According to a recent Brookings Institution analysis, a decades long survey of 18,000 people and their descendants – A bachelor’s degree benefited students from poor families much less than students from wealthier backgrounds.
While, on average, most would agree that a properly focused bachelor’s degree can be a worthy investment. Getting an bachelor’s degree helps open up more opportunities than only finishing high school. But, this study, adds evidence that not all bachelor’s recipients see a similar earnings benefits.
“College graduates who came from families with an income that’s below 185% the federal poverty level earn 91% more on average over their careers than high school graduates from that group, the analysis found. Their counterparts from wealthier families saw a 162% earnings boost over their careers thanks to a bachelor’s degree.”
“If you grow up [in a household with a] low income and manage to get higher education, which few people manage to do, the potential for that to lift you solidly up into the middle-class and upper-middle class is more limited than we thought,” said Brad Hershbein, an economist at the W.E. Upjohn Institute for Employment research in Kalamazoo, Mich. and the author of the analysis.

The Brookings Institution
Unfortunately the study did not point to the exact reason for this difference.
However, let me offer some of the reasons I think there could be difference.
- Wealthier students likely have more job contacts available to them.
- Low-income students have had fewer learning opportunities from the beginning and the learning opportunity disparity between the two groups continues to grow throughout the learning cycle.
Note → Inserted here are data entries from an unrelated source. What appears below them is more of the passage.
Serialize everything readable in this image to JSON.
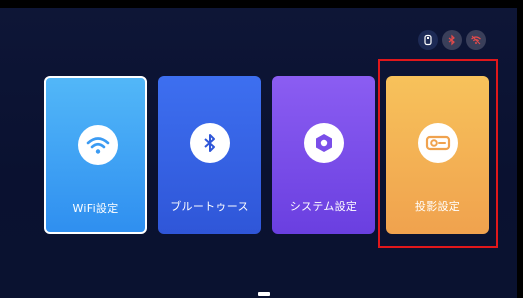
{
  "status_icons": [
    {
      "name": "usb-icon"
    },
    {
      "name": "bluetooth-off-icon"
    },
    {
      "name": "wifi-off-icon"
    }
  ],
  "menu": {
    "items": [
      {
        "label": "WiFi設定",
        "icon": "wifi-icon",
        "selected": true,
        "color": "#3fa2f5"
      },
      {
        "label": "ブルートゥース",
        "icon": "bluetooth-icon",
        "selected": false,
        "color": "#3563e6"
      },
      {
        "label": "システム設定",
        "icon": "hexagon-settings-icon",
        "selected": false,
        "color": "#7a4ee9"
      },
      {
        "label": "投影設定",
        "icon": "projector-icon",
        "selected": false,
        "color": "#f4b156"
      }
    ]
  },
  "colors": {
    "background": "#0c1330",
    "highlight_box": "#e0171b"
  }
}
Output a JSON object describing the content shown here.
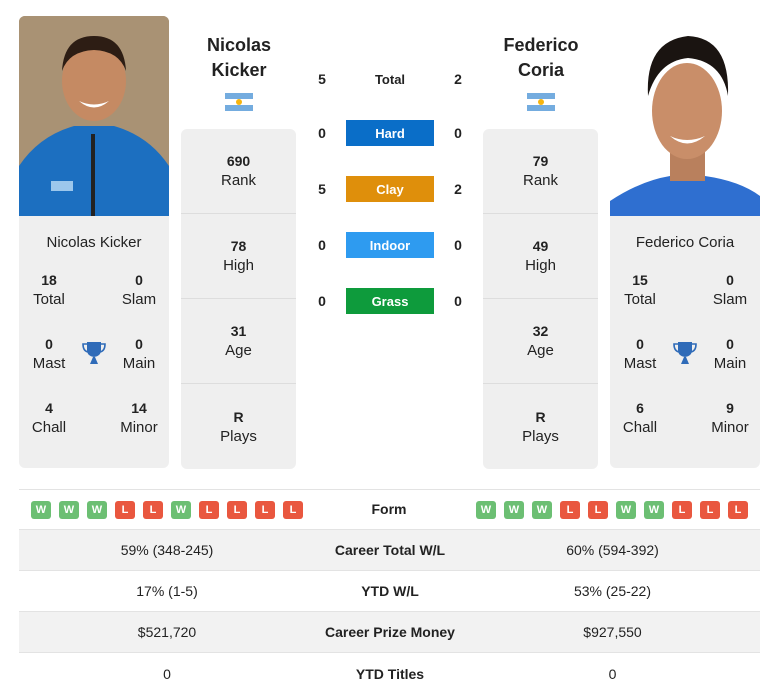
{
  "player1": {
    "name_line1": "Nicolas",
    "name_line2": "Kicker",
    "full_name": "Nicolas Kicker",
    "country_flag": "argentina-flag",
    "stats": [
      {
        "value": "690",
        "label": "Rank"
      },
      {
        "value": "78",
        "label": "High"
      },
      {
        "value": "31",
        "label": "Age"
      },
      {
        "value": "R",
        "label": "Plays"
      }
    ],
    "titles": {
      "total": {
        "value": "18",
        "label": "Total"
      },
      "slam": {
        "value": "0",
        "label": "Slam"
      },
      "mast": {
        "value": "0",
        "label": "Mast"
      },
      "main": {
        "value": "0",
        "label": "Main"
      },
      "chall": {
        "value": "4",
        "label": "Chall"
      },
      "minor": {
        "value": "14",
        "label": "Minor"
      }
    },
    "form": [
      "W",
      "W",
      "W",
      "L",
      "L",
      "W",
      "L",
      "L",
      "L",
      "L"
    ]
  },
  "player2": {
    "name_line1": "Federico",
    "name_line2": "Coria",
    "full_name": "Federico Coria",
    "country_flag": "argentina-flag",
    "stats": [
      {
        "value": "79",
        "label": "Rank"
      },
      {
        "value": "49",
        "label": "High"
      },
      {
        "value": "32",
        "label": "Age"
      },
      {
        "value": "R",
        "label": "Plays"
      }
    ],
    "titles": {
      "total": {
        "value": "15",
        "label": "Total"
      },
      "slam": {
        "value": "0",
        "label": "Slam"
      },
      "mast": {
        "value": "0",
        "label": "Mast"
      },
      "main": {
        "value": "0",
        "label": "Main"
      },
      "chall": {
        "value": "6",
        "label": "Chall"
      },
      "minor": {
        "value": "9",
        "label": "Minor"
      }
    },
    "form": [
      "W",
      "W",
      "W",
      "L",
      "L",
      "W",
      "W",
      "L",
      "L",
      "L"
    ]
  },
  "h2h": {
    "total": {
      "label": "Total",
      "p1": "5",
      "p2": "2"
    },
    "surfaces": [
      {
        "label": "Hard",
        "p1": "0",
        "p2": "0",
        "color": "#0a6ec8"
      },
      {
        "label": "Clay",
        "p1": "5",
        "p2": "2",
        "color": "#df8f0b"
      },
      {
        "label": "Indoor",
        "p1": "0",
        "p2": "0",
        "color": "#2e9bf0"
      },
      {
        "label": "Grass",
        "p1": "0",
        "p2": "0",
        "color": "#0e9b3c"
      }
    ]
  },
  "comparison": {
    "form_label": "Form",
    "rows": [
      {
        "label": "Career Total W/L",
        "p1": "59% (348-245)",
        "p2": "60% (594-392)"
      },
      {
        "label": "YTD W/L",
        "p1": "17% (1-5)",
        "p2": "53% (25-22)"
      },
      {
        "label": "Career Prize Money",
        "p1": "$521,720",
        "p2": "$927,550"
      },
      {
        "label": "YTD Titles",
        "p1": "0",
        "p2": "0"
      }
    ]
  }
}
- Low-income learners may be held back by their own limited expectations.
- Wealthier students can move to expensive cities for jobs because they have the economic support. (Both my kids moved to new cities for their jobs and it cost a lot to relocate them. If we did not have the money their opportunities would have been greatly limited.)
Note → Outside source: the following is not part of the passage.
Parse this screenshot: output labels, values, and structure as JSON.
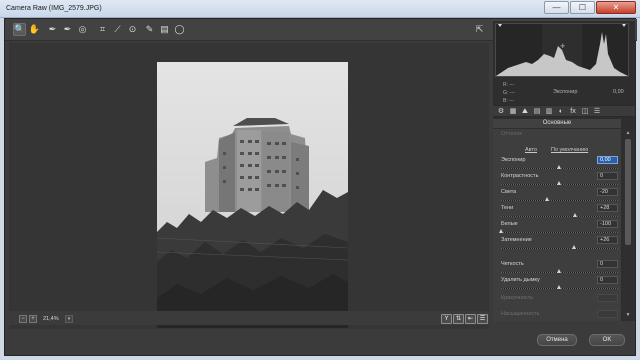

- Systematic Racism inherent in the system could also reduce the opportunities for lower income learners.
- Family and community support may be a huge factor in this difference.
“Regardless of why, the fact that higher education tends to benefit those who are already at a disadvantage less than their wealthier, and, often times, white colleagues is troubling, particularly in an environment of high college costs and student debt. Policy makers and the general public have long considered a college degree to be an engine of economic mobility, which is why they’ve been focused on getting low-income students into college and graduated.
“That’s useful but it may not be enough,” Hershbein said. Instead, policy makers and experts will likely need to address a whole host of factors before a child reaches college and after he leaves to ensure that the benefits of higher education are being experienced equally.